海斗は周囲に心配させまいと「お前ら笑いすぎだろ」と繕った笑顔で返した。ひと笑いした後、普段深く物事を考えない海斗でも女子生徒に目を奪われ足を滑らせ、挙句豪快に転倒した自分が急に恥ずかしくなった。
海斗は早く立ち上がろうと四つん這いになり、四肢で力強く床を押そうとするがうまく力が入らない。
転倒した海斗に気づいた由依が「大丈夫ですか。今行きます」とプールサイドから手すりに向かう。
周囲の男子生徒は「海斗なら大丈夫だよ。そう簡単に怪我なんてしないんだから」と明るい調子で由依に伝える。しかし由依は男子生徒の声を無視し、手すりをつたって、足早にプールへと降りていった。
プール内にいる三年生の部員たちはうまく起き上がれない海斗をよそに助けるどころかワイパーを使ってスタート地点からゴールに向かって力強く汚れを寄せていく。プールに着地した由依は、手すりの下で徐々に体の感覚を戻しつつある海斗の右側にしゃがみ込む。すると由依は真剣な表情で海斗の顔を覗いた。
由依が何か言おうとしたのを察知した海斗は恥ずかしい気持ちを悟られまいと低い声でぶっきらぼうに「このぐらい大丈夫だよ」と口にした。
由依は何も言わずに右手で海斗の右手首、左腕を右の脇の下から抱え込み、立ち上がろうとする海斗の動きに合わせてゆっくりと優しく力を貸す。海斗はなぜか由依の顔を見れずに目線を逸らした。
由依は顔を海斗の耳元まで近づけて「わかってますよ。でも心配なんです。頭…打ち付けてましたよね」と透き通る小さな声で囁いた。
海斗は耳に当たる柔らかい吐息を感じ頬を赤らめた。立ち上がる頃には由依の優しさに感情が上書きされ恥ずかしさも薄れていた。由依の細い腕に助けられた海斗はどことなくあったかい気持ちになるのが自分でもわかっていた。
立ち上がると海斗は緩みそうな口元を強い力で引き戻して「もう大丈夫だよ。ありがとう」と由依に礼を言った。
「せーんぱい。
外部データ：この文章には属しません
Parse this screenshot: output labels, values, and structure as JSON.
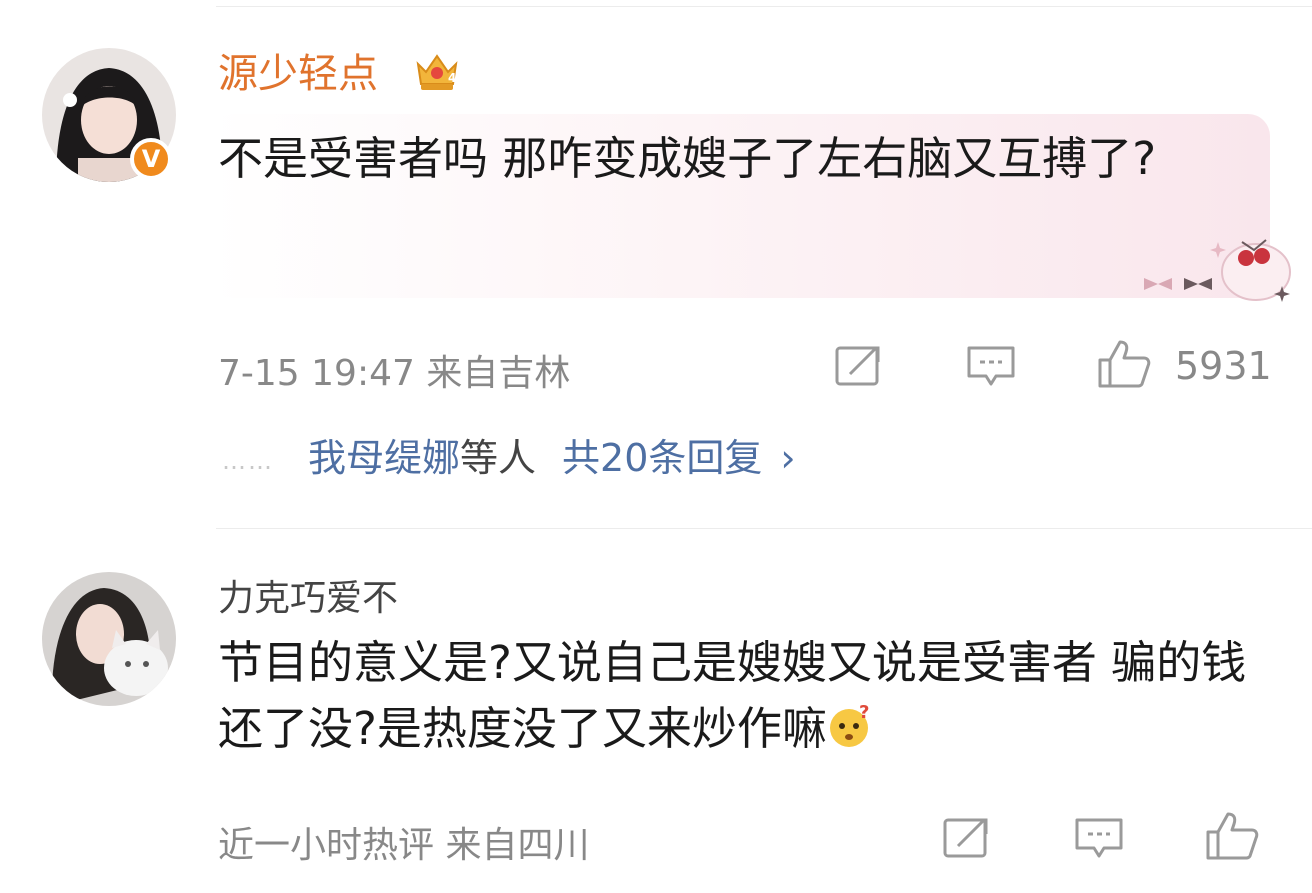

気をつけてくださいね」
さっきまでの真剣な表情とは打って変わり、いつもの由依のはつらつとした笑顔だった。
「おう」
海斗はコロコロと表情の変わる由依に見惚れて、不甲斐ない生返事をしていた。
海斗は一度校内に戻り、更衣室のシャワーで汚れを落とすことにした。プールを出て男子更衣室に行くまでの間、自分の汚れから出るひどい匂いに耐えながら早足で更衣室に向かった。着替えなど持ってきていないためシャワーを浴びてもまた悪臭漂う体操着に袖を通すことになる。海斗は不快な気分になっていた。
すると後ろから顧問の大きな笑い声が聞こえた。
海斗が立ち止まって振り返ると「お前派手にやったな。怪我はないか」と歩きながら顧問は近づく。
「ちょっと滑っちゃって。でも、大丈夫です。更衣室のシャワーで身体洗ってきます」と海斗も砕けた表情で答えた。
顧問は「待て待て。海斗。タオルもなけりゃ着替えもねぇじゃねぇか。更衣室の中で待ってろ。その格好でうろうろしてるのも恥ずかしいだろうし。俺のタオルとジャージ持ってってやるよ。さすがににパンツは貸せないけどな」と気遣った。海斗が礼をいうと顧問は元来た道を戻り、職員室へ向かう。
更衣室に着いた海斗は汚れが他の場所につかないように立ったまま待っていた。
すると一分も待たずに顧問がやって来て「これジャージとタオル。返さなくていいぞ。デザインに飽きちゃって捨てようと思ってたんだ。タオルもおまけにしとくからな」と言い放ち直ぐに更衣室を出た。
顧問はせっかちな部分もあるが、いつも笑顔で面倒見が良く、今年五十歳の気のいいおっちゃんだった。顧問は海斗に兄弟が多く、お金がないことを知っていた。海斗が入部手続きをした時もお金がなくて水着が買えないことを伝えていたからだ。「一回も使わずに家に残ってる水着があるから、あげるよ」といい次の日にビニール袋に入っていた競泳水着を海斗に渡した。海斗がビニール袋にから水着を出すと一枚の紙切れが落ちた。きっと顧問が購入した時にそのままビニール袋に突っ込んだであろうレシートだった。レシートには海斗がお金がないことを相談した三時間後の日時が印刷されていた。きっと海斗のために買いに行ってくれたのだろう。海斗は顧問をどんな大人よりも信頼していた。
海斗は早速、タオルを持ってシャワーの蛇口をひねる。シャワーで上半身を洗いながら、由依の華奢な腕の感覚を思い出し無意識に由衣が触れていた場所を撫でていた。強い温水に弾かれていく肌から、由依の温かさが消えていくようで海斗は寂しさを覚えるようになっていた。海斗は一時のドキドキに流されて由依に好意を抱いている自分に気づいていた。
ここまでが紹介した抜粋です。